Board of Natural Resources Approves Expansion of Devils Lake Natural Resources Conservation Area
News Date: 
April 2, 2024

The Trust Land Transfer will add 443 acres of wildlife habitat, forested shoreline, and rare forest plant community to the existing NRCA in Jefferson County

The Washington State Board of Natural Resources approved a 443-acre expansion of the Devils Lake Natural Resources Conservation Area in Jefferson County through a Trust Land Transfer at its monthly meeting Tuesday.
The Washington State Department of Natural Resources previously managed the property for the Common School Trust, which helps fund K-12 education statewide. However, it was inefficient to manage for timber harvest income due to steep, potentially unstable slopes. It will now be transferred into conservation status.
Proceeds garnered from the transfer of the parcel will be used to purchase replacement lands for future trust management.
The transfer will permanently protect 1 mile of scenic forested shoreline and steep slopes along Hood Canal, along with many protected biological and ecological species. The property is also home to a globally imperiled rare forest plant community that remains in healthy condition.
“We have a responsibility to ensure Washington state’s public lands provide the greatest environmental, social, and economic good,” said Commissioner of Public Lands Hilary Franz. “This innovative Trust Land Transfer and expansion of the Devils Lake NRCA is just one example of how my agency is looking ahead to not only support kids by creating sustainable revenue sources for our schools, but also protecting and conserving vital ecosystems and critical habitats.”

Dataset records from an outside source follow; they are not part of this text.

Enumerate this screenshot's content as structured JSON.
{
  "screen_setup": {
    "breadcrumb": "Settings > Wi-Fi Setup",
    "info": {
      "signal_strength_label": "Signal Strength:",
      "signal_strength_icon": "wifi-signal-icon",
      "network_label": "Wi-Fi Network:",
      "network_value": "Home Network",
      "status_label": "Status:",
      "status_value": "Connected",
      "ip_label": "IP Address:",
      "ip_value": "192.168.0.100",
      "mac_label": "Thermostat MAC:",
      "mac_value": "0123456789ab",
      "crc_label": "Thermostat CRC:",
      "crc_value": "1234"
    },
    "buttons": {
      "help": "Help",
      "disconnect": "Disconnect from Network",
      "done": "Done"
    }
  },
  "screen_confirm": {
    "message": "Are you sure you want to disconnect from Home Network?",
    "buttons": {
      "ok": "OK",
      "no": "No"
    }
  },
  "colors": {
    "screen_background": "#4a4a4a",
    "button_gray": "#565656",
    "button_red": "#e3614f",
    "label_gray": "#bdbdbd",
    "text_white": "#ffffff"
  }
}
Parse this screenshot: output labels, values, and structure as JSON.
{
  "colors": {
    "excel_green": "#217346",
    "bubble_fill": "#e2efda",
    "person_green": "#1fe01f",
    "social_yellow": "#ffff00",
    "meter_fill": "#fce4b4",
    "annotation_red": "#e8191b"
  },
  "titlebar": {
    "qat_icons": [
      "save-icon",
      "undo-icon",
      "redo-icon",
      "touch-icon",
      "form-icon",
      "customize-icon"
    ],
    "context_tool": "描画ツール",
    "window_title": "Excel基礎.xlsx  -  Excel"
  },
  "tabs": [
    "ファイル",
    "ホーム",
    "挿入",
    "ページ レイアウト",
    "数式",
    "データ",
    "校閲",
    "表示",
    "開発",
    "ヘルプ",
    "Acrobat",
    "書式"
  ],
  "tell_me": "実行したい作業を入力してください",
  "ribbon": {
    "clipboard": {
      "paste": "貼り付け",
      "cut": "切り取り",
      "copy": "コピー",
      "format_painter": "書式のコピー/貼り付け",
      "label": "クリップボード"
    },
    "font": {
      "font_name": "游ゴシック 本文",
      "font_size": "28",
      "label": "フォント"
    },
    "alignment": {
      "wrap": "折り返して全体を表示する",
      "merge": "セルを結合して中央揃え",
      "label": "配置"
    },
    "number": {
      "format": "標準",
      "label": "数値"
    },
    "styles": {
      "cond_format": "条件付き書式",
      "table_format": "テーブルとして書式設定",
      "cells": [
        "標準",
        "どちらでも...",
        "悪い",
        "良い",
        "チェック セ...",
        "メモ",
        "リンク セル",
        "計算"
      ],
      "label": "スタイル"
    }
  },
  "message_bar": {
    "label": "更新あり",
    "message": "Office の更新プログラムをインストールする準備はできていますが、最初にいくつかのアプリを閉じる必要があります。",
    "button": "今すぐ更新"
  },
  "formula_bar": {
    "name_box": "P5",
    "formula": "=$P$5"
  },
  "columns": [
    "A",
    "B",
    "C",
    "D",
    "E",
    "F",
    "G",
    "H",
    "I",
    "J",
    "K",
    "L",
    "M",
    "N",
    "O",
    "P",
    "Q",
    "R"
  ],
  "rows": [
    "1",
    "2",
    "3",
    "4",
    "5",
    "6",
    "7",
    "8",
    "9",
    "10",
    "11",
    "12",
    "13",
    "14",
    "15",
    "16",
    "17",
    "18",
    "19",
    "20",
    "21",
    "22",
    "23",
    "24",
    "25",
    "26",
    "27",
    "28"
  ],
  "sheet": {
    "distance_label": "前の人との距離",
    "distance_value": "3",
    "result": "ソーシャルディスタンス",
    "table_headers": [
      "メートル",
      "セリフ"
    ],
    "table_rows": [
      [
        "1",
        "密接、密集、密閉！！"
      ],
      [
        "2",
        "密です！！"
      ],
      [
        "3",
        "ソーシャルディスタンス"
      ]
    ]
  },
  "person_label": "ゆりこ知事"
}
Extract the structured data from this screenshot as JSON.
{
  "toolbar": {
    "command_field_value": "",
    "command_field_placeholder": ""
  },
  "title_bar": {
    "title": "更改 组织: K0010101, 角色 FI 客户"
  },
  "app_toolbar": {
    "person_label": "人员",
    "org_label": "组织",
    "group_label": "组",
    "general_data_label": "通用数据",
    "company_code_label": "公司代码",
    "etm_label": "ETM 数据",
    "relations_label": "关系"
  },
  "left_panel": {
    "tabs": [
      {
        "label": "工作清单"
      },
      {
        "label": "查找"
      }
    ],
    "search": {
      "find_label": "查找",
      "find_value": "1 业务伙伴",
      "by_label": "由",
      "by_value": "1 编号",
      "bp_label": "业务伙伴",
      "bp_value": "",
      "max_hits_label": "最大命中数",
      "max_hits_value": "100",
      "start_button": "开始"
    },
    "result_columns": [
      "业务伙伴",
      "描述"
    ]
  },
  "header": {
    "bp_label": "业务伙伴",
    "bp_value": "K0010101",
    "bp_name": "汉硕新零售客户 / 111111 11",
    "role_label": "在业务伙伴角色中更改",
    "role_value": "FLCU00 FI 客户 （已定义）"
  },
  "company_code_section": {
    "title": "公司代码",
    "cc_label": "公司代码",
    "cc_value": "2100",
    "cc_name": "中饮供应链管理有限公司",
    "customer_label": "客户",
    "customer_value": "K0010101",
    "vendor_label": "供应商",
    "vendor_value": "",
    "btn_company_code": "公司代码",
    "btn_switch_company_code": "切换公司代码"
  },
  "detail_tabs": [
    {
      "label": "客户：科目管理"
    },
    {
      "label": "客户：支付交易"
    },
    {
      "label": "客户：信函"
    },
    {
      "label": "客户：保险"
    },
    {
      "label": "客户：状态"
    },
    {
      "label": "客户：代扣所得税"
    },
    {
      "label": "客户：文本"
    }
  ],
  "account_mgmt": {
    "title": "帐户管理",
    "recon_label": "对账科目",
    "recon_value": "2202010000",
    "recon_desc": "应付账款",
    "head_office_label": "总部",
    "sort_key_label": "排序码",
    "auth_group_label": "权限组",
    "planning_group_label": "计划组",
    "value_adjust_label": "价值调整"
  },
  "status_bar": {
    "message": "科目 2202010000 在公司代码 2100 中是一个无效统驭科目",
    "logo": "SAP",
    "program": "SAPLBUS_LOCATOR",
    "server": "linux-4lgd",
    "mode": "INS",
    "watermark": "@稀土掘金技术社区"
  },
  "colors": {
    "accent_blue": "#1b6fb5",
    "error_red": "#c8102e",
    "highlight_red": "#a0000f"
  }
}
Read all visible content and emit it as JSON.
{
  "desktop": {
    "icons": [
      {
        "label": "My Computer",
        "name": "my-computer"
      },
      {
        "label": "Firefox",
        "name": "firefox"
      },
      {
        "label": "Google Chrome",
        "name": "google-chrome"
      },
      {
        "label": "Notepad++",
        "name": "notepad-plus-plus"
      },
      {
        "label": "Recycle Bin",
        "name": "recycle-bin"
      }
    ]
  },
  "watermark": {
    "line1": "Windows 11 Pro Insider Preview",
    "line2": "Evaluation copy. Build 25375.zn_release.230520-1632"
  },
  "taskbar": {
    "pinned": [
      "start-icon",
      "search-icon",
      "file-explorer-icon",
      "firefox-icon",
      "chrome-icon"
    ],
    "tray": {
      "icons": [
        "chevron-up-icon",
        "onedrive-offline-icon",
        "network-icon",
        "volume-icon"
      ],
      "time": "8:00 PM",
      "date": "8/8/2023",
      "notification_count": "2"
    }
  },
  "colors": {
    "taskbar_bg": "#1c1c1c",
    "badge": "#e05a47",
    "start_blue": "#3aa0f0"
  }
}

DNR generates more than $250 million each year through the management of trust lands, which support schools, colleges, and critical local services across Washington state. That revenue comes from sustainable forest management, agricultural leases, clean energy leases, and commercial real estate leases.
The Trust Land Transfer tool is designed to transfer lands that provide important ecological values or public benefits but don’t produce enough revenue to support schools and local services across Washington state. DNR transfers these lands to public agencies for conservation or recreation purposes and then replaces them with lands better suited to generate money to support public services for generations to come.
Revitalization of the Trust Land Transfer tool was a major project of the 2021 Trust Land Performance Initiative, which focused on identifying tools to address underperforming land assets. This effort, funded in part by the Legislature, was designed to make the tool more consistent, transparent, repeatable, and effective.